My own enthusiasm for Paradise has come from several years’ involvement and being part of the legacy the development will create for the region.

At the start of 2020 we will take a significant step in our journey of growth and commitment to Birmingham. PwC is a significant investor in the city and the firm made its single largest UK investment outside London by extending our lease to the whole of the commercial space at One Chamberlain Square. We agreed to take on the remaining 60,000 sq ft of office space in a deal completed in November 2017.

PwC is the anchor tenant for the Paradise scheme. Our early commitment with support from many stakeholders including Argent, GBSLEP, Birmingham City Council and Hermes has enabled the urban regeneration of this key part of the city to become a reality.

The prospect of a walkable city centre from Five Ways, through Brindleyplace and on to New Street, Colmore Business District, East Side and in time the Curzon Street development, is a transformational reality.  At the centre of that, One Chamberlain Square, firmly in the heart of the connected public realm space of Centenary Square, Chamberlain Square and Victoria Square, is unrivalled and full of opportunity to propel a new image of the city nationally and globally.

One Chamberlain Square is much more that an office investment.

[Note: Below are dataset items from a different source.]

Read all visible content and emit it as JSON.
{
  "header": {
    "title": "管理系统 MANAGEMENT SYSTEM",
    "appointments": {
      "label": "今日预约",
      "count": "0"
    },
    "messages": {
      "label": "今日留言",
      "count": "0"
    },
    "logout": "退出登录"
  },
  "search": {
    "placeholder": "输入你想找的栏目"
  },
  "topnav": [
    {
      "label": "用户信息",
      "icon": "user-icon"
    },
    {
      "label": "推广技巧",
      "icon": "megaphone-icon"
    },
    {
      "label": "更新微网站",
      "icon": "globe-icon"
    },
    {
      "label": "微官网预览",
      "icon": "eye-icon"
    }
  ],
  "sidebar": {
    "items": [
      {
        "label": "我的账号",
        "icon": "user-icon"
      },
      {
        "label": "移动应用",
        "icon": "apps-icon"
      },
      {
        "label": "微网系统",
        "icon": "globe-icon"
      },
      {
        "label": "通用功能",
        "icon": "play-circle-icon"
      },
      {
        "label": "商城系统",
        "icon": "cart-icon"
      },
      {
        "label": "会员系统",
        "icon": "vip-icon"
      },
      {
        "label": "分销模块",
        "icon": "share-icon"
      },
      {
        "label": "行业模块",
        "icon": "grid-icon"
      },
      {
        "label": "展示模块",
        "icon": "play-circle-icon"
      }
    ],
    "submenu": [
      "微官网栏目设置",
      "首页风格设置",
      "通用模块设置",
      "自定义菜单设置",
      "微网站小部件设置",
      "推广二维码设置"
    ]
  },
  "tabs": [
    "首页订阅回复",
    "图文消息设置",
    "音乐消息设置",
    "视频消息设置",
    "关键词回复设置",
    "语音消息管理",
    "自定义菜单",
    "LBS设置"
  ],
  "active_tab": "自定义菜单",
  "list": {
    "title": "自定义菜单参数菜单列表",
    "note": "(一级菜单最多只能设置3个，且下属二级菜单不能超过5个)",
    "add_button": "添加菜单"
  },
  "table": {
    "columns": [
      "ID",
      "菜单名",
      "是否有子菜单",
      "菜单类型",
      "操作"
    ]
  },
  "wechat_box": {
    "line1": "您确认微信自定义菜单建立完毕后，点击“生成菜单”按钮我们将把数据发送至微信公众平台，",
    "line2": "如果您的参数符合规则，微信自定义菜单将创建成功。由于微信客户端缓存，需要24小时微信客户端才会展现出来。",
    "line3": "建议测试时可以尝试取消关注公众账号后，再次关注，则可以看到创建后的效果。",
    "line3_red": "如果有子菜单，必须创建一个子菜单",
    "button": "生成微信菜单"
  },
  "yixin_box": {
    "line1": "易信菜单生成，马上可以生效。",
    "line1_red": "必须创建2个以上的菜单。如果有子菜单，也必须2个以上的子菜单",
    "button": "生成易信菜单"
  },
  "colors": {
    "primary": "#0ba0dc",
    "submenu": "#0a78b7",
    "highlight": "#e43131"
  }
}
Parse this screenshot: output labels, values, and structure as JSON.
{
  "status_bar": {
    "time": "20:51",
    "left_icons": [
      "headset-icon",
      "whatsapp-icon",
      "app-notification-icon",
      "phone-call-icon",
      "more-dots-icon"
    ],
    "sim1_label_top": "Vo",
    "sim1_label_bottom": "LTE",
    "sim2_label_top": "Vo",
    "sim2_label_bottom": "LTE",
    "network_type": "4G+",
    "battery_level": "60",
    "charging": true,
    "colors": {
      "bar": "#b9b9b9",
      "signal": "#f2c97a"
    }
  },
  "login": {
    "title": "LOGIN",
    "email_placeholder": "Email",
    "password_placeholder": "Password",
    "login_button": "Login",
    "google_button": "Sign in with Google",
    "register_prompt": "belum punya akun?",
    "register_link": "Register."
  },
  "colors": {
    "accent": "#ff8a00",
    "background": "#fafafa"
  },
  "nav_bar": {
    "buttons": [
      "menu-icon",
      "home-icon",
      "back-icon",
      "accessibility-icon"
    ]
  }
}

We are designing our space in an entirely new way, recognising how we work now is very different to even the recent past, and the future of work is changing rapidly. It’s about making the most of the opportunity, which is a once in a 30-year move, by creating an environment for generations of the future too.

So why Paradise for PwC? Built partly on the site of the architecturally regarded brutalist Central Library which was demolished to make way for the Paradise development, there was a piece of graffiti on the library exterior that said ‘Todo es Posible’ translating to ‘Everything is Possible’. We have taken that principle into the design ethos, creating a functional workspace but also hackable spaces for clients and colleagues to collaborate in, with tech and the importance of face-to-face human connections at the heart of it. Our ambition to move ‘forward’ matches the ambitions of the developers and stakeholders to be transformational.

Why is the timing of this investment in the future important to PwC? We are actively rebalancing our workspace and people to a more balanced footprint across the UK to major cities, matching the changing footprint of our clients, development of devolved regions to make the most of new opportunities across the UK economy. In 2017, 55 per cent of our graduate intake was recruited into roles outside London and that has risen to 60 per cent for 2018/19. The rebalancing is refreshing.

One Chamberlain Square is the perfect place to bring this vision to life, a place to create possibilities and futures that people will want to be part of. A place that is memorable, distinctive and engaged with the city around it. We will be at the heart of the city and the heart of the country, with unbeatable connectivity, especially through public transport.

One Chamberlain Square Retail

We wish to grow our workforce by recruiting local school leavers, young apprentices and graduates, but also by being persuasive to encourage others to return to the region and for newcomers to explore the liveability of the region as a longer-term place to build a career and life, with connectivity to the North & South, and East & West.

Finally, our moves ‘forward’ on social mobility for example with our first Tech Degree Apprenticeship programme with the University of Birmingham, and the diversity of our teams through our recruitment are now delivering real change.  Our graduate intake for 18/19 with 46% from a BAME background is a great lead indicator.

One Chamberlain Square is a key element to our investment.  But who we work with, the clients and people that choose to work with us and the purpose of PwC will be the difference between ‘just’ another office investment or a ‘forward’ facing transformational opportunity for this place. I am looking ‘forward’ to PwC playing its part in the purpose of this region, and I know I speak for my colleagues also who are excited about the future.